Theory behind Integral Test with Riemann Sums

[vanmaiden]

Homework Statement

I've seen two methods that prove the integral test for convergence, but I fear they contradict each other. Each method uses an improper integral where the function f(x) is positive, decreasing, and continuous and f(x) = a_n. What confuses me is one method starts off the riemann sums at n = 1 and makes them all circumscribed rectangles - which make sense to me. The other method starts off the riemann sums at n = 0 and makes them all inscribed rectangles. Can anybody explain to me why each one of these work? Is one right and the other one wrong?

Homework Equations

The Attempt at a Solution

I've reviewed riemann sums in general, but I'm confused as to why two different methods are used in the theory behind the integral test.

 

[vanmaiden]

Just fixed the title

 

[Office_Shredder]

They prove opposite parts of the integral test. When you do a left Riemann sum you get a Riemann sum which overestimates the area - so if the integral diverges (infinite area), the Riemann sum must diverge as well. And if the Riemann sum converges (finite area under the rectangles) the integral must converge as well

On the other hand, if you do a right Riemann sum you get an underestimate for the area under the graph of the function. So if the integral converges (finite area under the graph) you must have a finite Riemann sum as well. And if the Riemann sum diverges, the integral diverges as well.

Since both Riemann sums are the exact same except for the first term of the series, this shows that the series and the integral either both diverge or both converge, you can't have one do one and one do the other

 

[vanmaiden]

They prove opposite parts of the integral test. When you do a left Riemann sum you get a Riemann sum which overestimates the area - so if the integral diverges (infinite area), the Riemann sum must diverge as well. And if the Riemann sum converges (finite area under the rectangles) the integral must converge as well

On the other hand, if you do a right Riemann sum you get an underestimate for the area under the graph of the function. So if the integral converges (finite area under the graph) you must have a finite Riemann sum as well. And if the Riemann sum diverges, the integral diverges as well.

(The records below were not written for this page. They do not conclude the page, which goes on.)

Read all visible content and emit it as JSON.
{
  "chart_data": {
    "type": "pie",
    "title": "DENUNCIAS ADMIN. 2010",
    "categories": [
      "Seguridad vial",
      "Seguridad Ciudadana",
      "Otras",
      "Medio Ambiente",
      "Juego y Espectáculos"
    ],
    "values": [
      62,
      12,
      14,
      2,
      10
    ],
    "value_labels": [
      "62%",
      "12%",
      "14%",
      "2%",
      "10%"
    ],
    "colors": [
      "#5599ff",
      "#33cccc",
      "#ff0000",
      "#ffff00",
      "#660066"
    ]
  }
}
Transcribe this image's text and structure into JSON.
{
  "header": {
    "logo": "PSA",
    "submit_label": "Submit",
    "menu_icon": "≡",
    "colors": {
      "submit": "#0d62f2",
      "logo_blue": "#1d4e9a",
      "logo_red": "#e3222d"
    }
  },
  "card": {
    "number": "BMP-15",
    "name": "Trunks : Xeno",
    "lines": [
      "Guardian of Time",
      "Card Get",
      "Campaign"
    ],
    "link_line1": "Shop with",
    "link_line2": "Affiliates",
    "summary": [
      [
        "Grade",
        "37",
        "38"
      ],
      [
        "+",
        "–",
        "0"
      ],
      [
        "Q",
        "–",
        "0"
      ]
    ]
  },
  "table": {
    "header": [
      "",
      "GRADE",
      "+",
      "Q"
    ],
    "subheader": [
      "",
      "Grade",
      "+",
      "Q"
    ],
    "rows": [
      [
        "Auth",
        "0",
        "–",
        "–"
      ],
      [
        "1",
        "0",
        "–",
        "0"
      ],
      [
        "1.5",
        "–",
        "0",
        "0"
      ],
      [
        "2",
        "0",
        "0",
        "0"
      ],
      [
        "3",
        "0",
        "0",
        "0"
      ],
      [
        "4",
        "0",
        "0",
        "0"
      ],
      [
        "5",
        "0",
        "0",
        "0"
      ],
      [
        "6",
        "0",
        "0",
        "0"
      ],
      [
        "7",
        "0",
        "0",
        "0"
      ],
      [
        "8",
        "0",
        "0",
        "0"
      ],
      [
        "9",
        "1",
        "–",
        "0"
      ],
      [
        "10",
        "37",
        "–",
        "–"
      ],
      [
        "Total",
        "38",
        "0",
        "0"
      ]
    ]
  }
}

Since both Riemann sums are the exact same except for the first term of the series, this shows that the series and the integral either both diverge or both converge, you can't have one do one and one do the other

I see what you mean, but the two sequences I stated above both start off at n = 1. I understand the idea of shifting and changing the index, but the index stays the same. One source makes the rectangles circumscribed at n = 1 whereas the other makes them inscribed at n = 1. That's pretty much what confuses me.